でも、悲しんでばかりいないで、他の子たちには、逝ってしまった子の分も元気に生きてくれにゃって言ってるのにゃん」
ねねは続ける
「アンタら人間は、栄養もいいし、住んでるところも安全だし、心配することはないにゃん。しかも、猫は、メス一匹で全部の仔猫を見るんにゃから、ミヅキさんは一人だけにゃら心配にゃいでしょ?心配にゃら、アタシとみつとでたまに育児に手伝いに行ってもいいにゃん、それに、生まれてくる赤にゃんにあにゃたは、みんなから愛されてるってことを教えてあげにゃきゃ。」
「そこまで思っていただいてありがとうございます、少しほっとしました」ホッと胸をなでおろしたミヅキであった。
みつは、子供を産んで育てたことはないけれど、子供を育てる人の苦労は分かるので、うんうんとうなづいていた。

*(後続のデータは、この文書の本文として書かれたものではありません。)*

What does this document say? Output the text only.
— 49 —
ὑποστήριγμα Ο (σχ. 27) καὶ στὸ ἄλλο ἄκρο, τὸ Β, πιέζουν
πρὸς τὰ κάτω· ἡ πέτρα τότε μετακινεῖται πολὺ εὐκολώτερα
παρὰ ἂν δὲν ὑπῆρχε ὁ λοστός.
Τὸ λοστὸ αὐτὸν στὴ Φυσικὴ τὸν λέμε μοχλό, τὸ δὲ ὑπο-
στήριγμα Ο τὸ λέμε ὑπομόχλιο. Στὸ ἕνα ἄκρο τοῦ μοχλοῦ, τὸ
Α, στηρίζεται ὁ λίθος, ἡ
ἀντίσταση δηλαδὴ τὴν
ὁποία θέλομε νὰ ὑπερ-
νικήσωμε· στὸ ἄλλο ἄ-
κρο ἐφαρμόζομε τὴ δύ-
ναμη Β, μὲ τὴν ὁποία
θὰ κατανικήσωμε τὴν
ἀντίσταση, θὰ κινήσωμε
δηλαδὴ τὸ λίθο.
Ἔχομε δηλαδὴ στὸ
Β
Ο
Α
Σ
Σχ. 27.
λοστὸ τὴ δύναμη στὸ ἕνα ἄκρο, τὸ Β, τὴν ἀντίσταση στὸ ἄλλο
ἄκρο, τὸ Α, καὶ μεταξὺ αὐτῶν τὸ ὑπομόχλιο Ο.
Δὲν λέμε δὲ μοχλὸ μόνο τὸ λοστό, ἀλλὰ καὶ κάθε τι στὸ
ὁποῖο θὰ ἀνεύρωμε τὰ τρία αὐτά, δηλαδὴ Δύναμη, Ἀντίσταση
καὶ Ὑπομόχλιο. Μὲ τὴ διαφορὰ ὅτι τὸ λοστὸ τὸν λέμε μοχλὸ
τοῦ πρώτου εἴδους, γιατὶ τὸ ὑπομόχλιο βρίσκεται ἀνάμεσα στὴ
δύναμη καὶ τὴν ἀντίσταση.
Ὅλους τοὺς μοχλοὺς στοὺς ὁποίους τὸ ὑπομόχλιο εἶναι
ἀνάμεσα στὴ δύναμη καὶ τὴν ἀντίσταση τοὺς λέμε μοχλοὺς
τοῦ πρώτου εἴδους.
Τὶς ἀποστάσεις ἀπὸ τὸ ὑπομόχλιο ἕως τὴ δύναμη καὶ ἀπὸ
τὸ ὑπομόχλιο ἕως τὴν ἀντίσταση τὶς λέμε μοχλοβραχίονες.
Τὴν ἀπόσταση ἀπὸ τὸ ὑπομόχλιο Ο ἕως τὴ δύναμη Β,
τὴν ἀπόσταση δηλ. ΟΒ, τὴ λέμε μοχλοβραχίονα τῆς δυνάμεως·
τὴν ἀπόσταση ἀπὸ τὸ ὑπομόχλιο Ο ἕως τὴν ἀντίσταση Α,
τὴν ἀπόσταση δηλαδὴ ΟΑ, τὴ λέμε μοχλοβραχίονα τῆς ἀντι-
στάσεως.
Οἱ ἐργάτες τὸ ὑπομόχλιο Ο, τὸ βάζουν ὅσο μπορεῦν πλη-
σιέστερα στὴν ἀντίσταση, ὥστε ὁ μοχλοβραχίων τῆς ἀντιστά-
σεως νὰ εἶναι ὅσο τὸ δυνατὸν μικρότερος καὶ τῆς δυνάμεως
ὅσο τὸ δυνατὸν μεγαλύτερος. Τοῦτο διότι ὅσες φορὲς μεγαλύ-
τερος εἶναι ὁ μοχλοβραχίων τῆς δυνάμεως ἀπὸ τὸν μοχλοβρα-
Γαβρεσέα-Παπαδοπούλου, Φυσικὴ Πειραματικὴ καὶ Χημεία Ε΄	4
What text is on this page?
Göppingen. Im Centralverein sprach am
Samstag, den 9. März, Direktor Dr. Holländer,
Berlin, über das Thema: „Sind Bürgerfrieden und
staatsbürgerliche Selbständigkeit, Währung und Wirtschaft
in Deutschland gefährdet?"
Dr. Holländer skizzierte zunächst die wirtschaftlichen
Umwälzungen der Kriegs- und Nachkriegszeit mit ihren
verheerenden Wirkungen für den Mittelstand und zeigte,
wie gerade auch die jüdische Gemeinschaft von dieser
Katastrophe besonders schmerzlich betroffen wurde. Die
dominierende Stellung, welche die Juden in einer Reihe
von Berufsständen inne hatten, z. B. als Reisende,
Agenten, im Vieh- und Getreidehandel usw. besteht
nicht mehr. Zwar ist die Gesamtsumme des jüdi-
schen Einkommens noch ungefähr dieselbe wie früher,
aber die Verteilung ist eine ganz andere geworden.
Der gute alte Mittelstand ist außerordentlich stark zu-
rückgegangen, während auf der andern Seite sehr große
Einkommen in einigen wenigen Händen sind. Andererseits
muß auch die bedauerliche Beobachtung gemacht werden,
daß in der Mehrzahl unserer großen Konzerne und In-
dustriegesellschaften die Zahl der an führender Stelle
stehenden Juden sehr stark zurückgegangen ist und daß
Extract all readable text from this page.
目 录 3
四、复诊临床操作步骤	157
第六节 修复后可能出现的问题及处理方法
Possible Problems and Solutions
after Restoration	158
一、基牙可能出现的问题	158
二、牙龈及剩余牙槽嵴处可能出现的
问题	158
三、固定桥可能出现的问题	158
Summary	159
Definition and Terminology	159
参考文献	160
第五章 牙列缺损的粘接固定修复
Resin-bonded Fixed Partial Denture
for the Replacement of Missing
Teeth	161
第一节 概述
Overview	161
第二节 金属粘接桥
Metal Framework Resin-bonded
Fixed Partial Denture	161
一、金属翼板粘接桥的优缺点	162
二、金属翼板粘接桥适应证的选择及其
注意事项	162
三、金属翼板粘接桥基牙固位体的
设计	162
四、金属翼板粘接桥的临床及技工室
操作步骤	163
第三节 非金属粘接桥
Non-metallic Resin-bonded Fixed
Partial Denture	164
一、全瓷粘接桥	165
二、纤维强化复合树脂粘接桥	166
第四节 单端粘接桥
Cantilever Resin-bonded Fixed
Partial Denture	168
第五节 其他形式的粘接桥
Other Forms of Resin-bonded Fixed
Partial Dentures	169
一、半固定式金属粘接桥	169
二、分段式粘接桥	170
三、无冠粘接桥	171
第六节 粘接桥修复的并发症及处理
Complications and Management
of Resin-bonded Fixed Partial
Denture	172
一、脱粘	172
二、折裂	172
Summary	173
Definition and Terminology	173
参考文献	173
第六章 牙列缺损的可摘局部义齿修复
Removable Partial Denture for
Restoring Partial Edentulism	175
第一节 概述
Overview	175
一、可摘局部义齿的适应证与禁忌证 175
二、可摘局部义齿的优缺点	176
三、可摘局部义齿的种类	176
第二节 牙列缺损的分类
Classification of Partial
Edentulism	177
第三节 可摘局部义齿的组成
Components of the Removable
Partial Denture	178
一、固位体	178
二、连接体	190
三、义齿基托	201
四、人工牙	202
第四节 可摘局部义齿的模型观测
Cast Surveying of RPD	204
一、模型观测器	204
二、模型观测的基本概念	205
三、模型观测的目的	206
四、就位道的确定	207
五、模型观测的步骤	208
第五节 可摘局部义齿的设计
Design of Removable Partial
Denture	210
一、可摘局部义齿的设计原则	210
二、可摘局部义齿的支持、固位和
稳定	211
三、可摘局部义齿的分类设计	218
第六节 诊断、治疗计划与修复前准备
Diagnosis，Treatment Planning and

「それはさておき、今からカクテルを作りましょう、カクテルはカクテルでもいつものとは一味違いますよ」と言い、みつはカクテルを作り始めた。
材料…レモンジュース…40㎖
はちみつ…2~3tsp
水(ミネラルウォーター)…適量
スライスレモン
作り方…グラスにレモンジュースとはちみつを入れてよく混ぜる。
グラスに氷を入れて冷えた水(ミネラルウォーター)で満たし、
軽くステアする。
好みでスライスレモンを飾る。
みつは、「ノンアルコールカクテルのレモネードの完成ですどうぞ、妊婦さんには、アルコールはお勧めできませんので、お店にあったものを使用して作りました。はちみつが入っていて栄養もありますよ」といった。
ミヅキは、ありがとうございますと言い、一口飲むと…。
「あっ…甘くておいしい…落ち着くし、栄養もあるし、吐き気もしないから、後でお家に帰ったら作ってみようっと赤ちゃんが生まれたら、見せに来ますねー。」
「無事に元気な赤ちゃんを出産出来ると良いわね。」
優しく声掛けするみつとねねに
「ありがとうございます、玉のような子を産みますね」と言ってBARを後にしたミヅキだった。
チリンチリン♪
ねーむーれーよーいーこーよー♪
モーツァルトの子守唄をハミングするBAR M&Nの三人だった。